Judging by the archaeology, the Iron IIB period was a prosperous one for the Kingdom of Israel. The Kingdom of Israel contained dozens of cities, the larger ones of which included fortification systems, administrative buildings and water supply systems. There were hundreds of villages and farms. The area of its control stretched from the port of Dor in the northwest, Hazor in the north, Gezer in the south and into the Jordan Valley at Tel Rehov and Tel Bet She’an. One estimate is of a population of 350,000 at that time. This population appears to have been heterogeneous, including non-Israelites, likely absorbed into the Kingdom of Israel as it expanded.

The image above is of the site of Samaria, from where the Kingdom of Israel was ruled in the Iron IIB period.

The Seal of a Servant of YHWH

Credit: BiblePlaces.com, Harvard Semitic Museum

In Exodus 3, Moses was tending to his father-in-law Jethro’s flock when God appeared to Moses from the flames of a burning bush. God revealed to Moses that he had seen the Israelite suffering and that he was appointing Moses to go to the Pharaoh and to lead the Israelites out of Egypt.

Moses asked God what his name is. “God said to Moses, I am who I am. This is what you are to say to the Israelites: I am has sent me to you. God also said to Moses, Say to the Israelites, YHWH, the God of your fathers, the God of Abraham, the God of Isaac and the God of Jacob, has sent me to you. This is my name forever, the name you shall call me from generation to generation.”

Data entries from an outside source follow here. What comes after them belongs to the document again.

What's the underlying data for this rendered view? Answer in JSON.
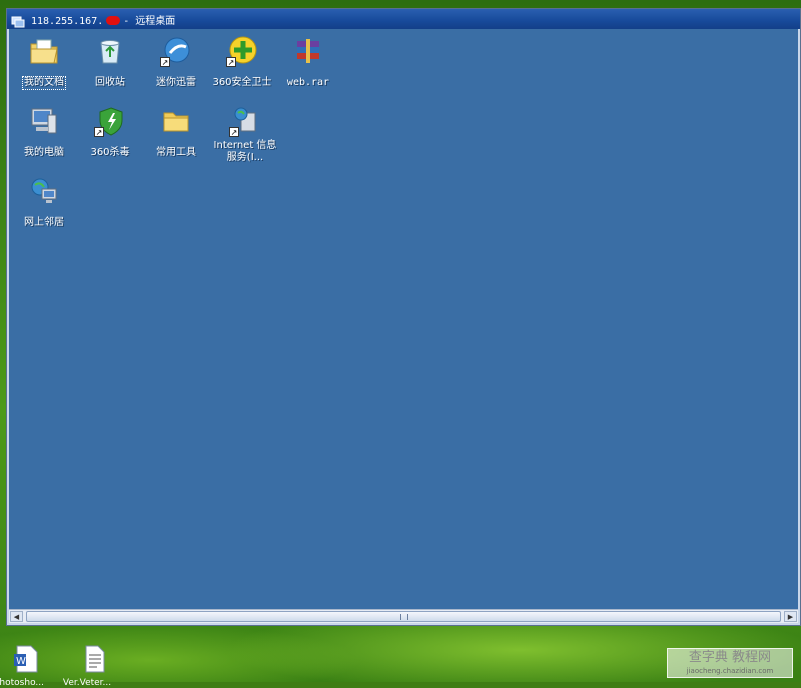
{
  "rdp_window": {
    "title_prefix": "118.255.167.",
    "title_suffix": "- 远程桌面"
  },
  "remote_desktop": {
    "icons": [
      {
        "label": "我的文档",
        "icon": "my-documents-icon",
        "selected": true
      },
      {
        "label": "回收站",
        "icon": "recycle-bin-icon"
      },
      {
        "label": "迷你迅雷",
        "icon": "mini-thunder-icon",
        "shortcut": true
      },
      {
        "label": "360安全卫士",
        "icon": "360-safe-icon",
        "shortcut": true
      },
      {
        "label": "web.rar",
        "icon": "winrar-archive-icon"
      },
      {
        "label": "我的电脑",
        "icon": "my-computer-icon"
      },
      {
        "label": "360杀毒",
        "icon": "360-antivirus-icon",
        "shortcut": true
      },
      {
        "label": "常用工具",
        "icon": "folder-icon"
      },
      {
        "label": "Internet 信息服务(I...",
        "icon": "iis-icon",
        "shortcut": true
      },
      {
        "label": "网上邻居",
        "icon": "network-places-icon"
      }
    ]
  },
  "scrollbar": {
    "grip": "|||"
  },
  "local_desktop": {
    "icons": [
      {
        "label": "Photosho...",
        "icon": "word-document-icon"
      },
      {
        "label": "Ver.Veter...",
        "icon": "text-document-icon"
      }
    ]
  },
  "watermark": {
    "main": "查字典 教程网",
    "sub": "jiaocheng.chazidian.com"
  },
  "colors": {
    "remote_bg": "#3a6ea5",
    "titlebar": "#1b4f9f",
    "outer_bg": "#3f7d14"
  }
}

In the ancient Near East, seals were used to signify ownership or authority. A seal could be used to create an impression on wet clay, affixed directly to a letter, or be tied through a hole in the seal to the threads at the edge of document.

The Seal of Miqneyaw is a red jasper seal that appeared on the antiquities market in Jerusalem. The text on the seal reads “Belonging to Miqneyaw, servant of YHWH.” The letters are written in negative, meaning in reverse, so that when stamped the letters appear correctly. The language on the text is notable for the language “servant of YHWH,” as in the Bible Moses is referred to similarly: “and they believed in the Lord and in his servant Moses.” And it is significant for being the oldest seal to feature the name YHWH.

The seal is written in the archaic form of the Hebrew alphabet, not on our modern day Hebrew letters. This alphabet evolved over time, originating as objects whose first letter was used to represent a sound, to more abstract forms. Based on the shapes of the letters, the seal is estimated to have originated in the early half of the 8th century BCE, during the Iron IIB period.

The Seal of Miqneyaw, shown above, is kept at the Harvard Museum of the Ancient Near East.